Jenny THANK YOU so much for giving a VOICE for these beautiful warriors. Beautiful entry, I think this should be posted in your local newspaper as the GUEST COLUMNIST!! WONDERFUL ENTRY!!!

kmm0305 said...

Thank you for the awareness! Even though my daughter went through something much different, I have come to find out how little people know about many childhood illnesses/birth defects. So often you don't know about it until it happens to you.

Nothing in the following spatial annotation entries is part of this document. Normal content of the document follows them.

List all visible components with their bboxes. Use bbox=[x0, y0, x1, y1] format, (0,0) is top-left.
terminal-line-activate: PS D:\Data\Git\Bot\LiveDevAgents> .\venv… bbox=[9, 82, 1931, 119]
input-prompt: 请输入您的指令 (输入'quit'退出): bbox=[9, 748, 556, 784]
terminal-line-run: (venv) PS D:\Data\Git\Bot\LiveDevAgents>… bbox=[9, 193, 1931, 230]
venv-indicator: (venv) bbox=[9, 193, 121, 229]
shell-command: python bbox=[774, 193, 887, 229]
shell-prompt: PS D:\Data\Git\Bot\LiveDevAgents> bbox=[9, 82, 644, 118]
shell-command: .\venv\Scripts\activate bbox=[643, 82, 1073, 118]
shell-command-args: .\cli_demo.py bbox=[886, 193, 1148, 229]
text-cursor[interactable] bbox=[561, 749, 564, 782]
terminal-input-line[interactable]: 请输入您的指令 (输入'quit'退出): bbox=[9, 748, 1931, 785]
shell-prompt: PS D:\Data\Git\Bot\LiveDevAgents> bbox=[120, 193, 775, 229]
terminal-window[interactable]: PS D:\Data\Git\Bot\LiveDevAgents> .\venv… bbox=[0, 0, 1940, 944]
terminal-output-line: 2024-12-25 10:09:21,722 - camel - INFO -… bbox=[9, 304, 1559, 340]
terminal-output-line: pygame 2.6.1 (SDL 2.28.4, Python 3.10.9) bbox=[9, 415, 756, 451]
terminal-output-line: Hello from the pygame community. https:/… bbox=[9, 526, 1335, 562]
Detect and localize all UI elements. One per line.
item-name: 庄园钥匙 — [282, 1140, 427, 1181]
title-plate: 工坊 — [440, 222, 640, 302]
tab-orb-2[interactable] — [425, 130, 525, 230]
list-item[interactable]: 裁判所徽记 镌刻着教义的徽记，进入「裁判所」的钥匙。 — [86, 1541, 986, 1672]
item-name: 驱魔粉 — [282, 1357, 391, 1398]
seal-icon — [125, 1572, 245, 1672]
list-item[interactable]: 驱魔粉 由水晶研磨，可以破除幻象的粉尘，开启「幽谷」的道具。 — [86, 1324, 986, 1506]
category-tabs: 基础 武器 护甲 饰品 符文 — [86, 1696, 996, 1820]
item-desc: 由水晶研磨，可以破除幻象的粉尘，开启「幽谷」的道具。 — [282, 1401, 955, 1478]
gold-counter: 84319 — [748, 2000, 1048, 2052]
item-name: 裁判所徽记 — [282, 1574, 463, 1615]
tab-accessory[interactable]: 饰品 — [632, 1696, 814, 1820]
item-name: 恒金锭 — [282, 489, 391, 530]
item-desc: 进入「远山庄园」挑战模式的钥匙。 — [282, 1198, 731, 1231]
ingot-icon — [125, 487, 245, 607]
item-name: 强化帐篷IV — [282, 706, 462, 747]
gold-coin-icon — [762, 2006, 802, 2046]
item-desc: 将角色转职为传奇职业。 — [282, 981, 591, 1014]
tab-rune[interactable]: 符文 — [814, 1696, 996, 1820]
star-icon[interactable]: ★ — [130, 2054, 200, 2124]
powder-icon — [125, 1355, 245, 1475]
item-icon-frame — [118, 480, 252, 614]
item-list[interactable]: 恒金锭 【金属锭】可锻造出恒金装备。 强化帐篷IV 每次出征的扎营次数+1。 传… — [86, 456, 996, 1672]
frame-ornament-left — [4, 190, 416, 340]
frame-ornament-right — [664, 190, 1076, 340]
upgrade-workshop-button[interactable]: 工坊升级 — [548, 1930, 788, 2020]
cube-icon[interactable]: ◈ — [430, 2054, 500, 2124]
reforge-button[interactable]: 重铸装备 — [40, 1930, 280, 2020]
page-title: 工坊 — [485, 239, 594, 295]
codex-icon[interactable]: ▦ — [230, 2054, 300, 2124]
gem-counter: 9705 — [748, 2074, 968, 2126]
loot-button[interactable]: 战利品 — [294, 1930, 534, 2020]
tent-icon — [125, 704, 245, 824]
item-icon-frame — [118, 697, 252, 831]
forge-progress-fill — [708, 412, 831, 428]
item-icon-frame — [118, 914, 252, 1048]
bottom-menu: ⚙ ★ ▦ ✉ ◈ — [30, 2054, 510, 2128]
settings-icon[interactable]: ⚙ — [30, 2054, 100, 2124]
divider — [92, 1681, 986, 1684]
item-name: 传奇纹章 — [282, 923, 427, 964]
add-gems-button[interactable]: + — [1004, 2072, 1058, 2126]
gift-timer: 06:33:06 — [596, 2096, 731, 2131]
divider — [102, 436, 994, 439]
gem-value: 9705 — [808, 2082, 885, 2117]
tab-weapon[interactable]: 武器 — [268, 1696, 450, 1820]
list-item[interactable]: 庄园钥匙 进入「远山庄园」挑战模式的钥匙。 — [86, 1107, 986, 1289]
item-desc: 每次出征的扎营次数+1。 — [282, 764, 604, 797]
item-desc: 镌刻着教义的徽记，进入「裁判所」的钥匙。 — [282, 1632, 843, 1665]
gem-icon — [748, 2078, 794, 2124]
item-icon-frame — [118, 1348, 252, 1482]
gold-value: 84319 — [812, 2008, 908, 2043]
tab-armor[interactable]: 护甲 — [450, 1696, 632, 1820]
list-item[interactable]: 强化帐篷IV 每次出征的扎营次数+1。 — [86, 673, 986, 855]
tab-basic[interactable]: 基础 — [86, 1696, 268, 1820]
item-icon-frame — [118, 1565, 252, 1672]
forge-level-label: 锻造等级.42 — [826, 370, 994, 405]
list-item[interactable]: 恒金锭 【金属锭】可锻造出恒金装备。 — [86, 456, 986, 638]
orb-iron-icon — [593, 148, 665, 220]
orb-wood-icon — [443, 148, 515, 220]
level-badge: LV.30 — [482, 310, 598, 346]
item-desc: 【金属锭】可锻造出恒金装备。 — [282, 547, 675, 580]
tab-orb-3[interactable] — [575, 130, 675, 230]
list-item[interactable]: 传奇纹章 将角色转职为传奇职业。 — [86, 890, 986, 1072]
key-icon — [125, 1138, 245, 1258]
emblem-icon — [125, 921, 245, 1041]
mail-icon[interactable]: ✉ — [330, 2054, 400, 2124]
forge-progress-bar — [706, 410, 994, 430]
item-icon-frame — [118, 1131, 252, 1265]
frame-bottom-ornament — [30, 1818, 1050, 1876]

Our university athletic director has a child going through cancer treatments right now. He is in the same grade as my oldest at her school. It is the big in-state rivarly game this weekend and they are doing a kids cancer fundraising event, although I haven't found out the details about it. I will be sure to pass on the info that this coincides with childhood cancer awareness month.

kmm0305 said...

Just wanted to add I found this link: http://hooplanow.com/featured/2009/09/teaming-up-to-beat-cancer/

The athletic director I talked about is at Iowa State University

kmm0305 said...

One more link to buy t-shirts that say Beat Cancer:
http://www.beatcancertoday.org

They are mostly Iowa schools, but they do have Texas (I can't remember where your loyalties lie, lol). They won't be there in time for Saturday but you can wear them the rest of the football season!

Furuya Family said...

YOU My Dear... ARE INCREDIBLE! You are Strong AND Powerful! Congrats on another Baby Girl... Girls are a lot of Fun and there is NOTHING like Sisters! You are blessing this earth with more powerful Women! Thank You. Big Hugs to you during this hard month... We are lighting the night as usual here in Seattle.

Anonymous said...

Thinking about you, Andrew and Maggie today, and hoping that this anniversary is whatever you need it to be. I think of Allie all the time, especially in September. I'm so proud of you for what you've done to help families through Heroes for Children. Who could have guessed five years ago that this would be your path? You are an amazing woman. Just thought you might like to know that a lot of us will always think of Allie, and remember how eloquently you wrote about your time with her.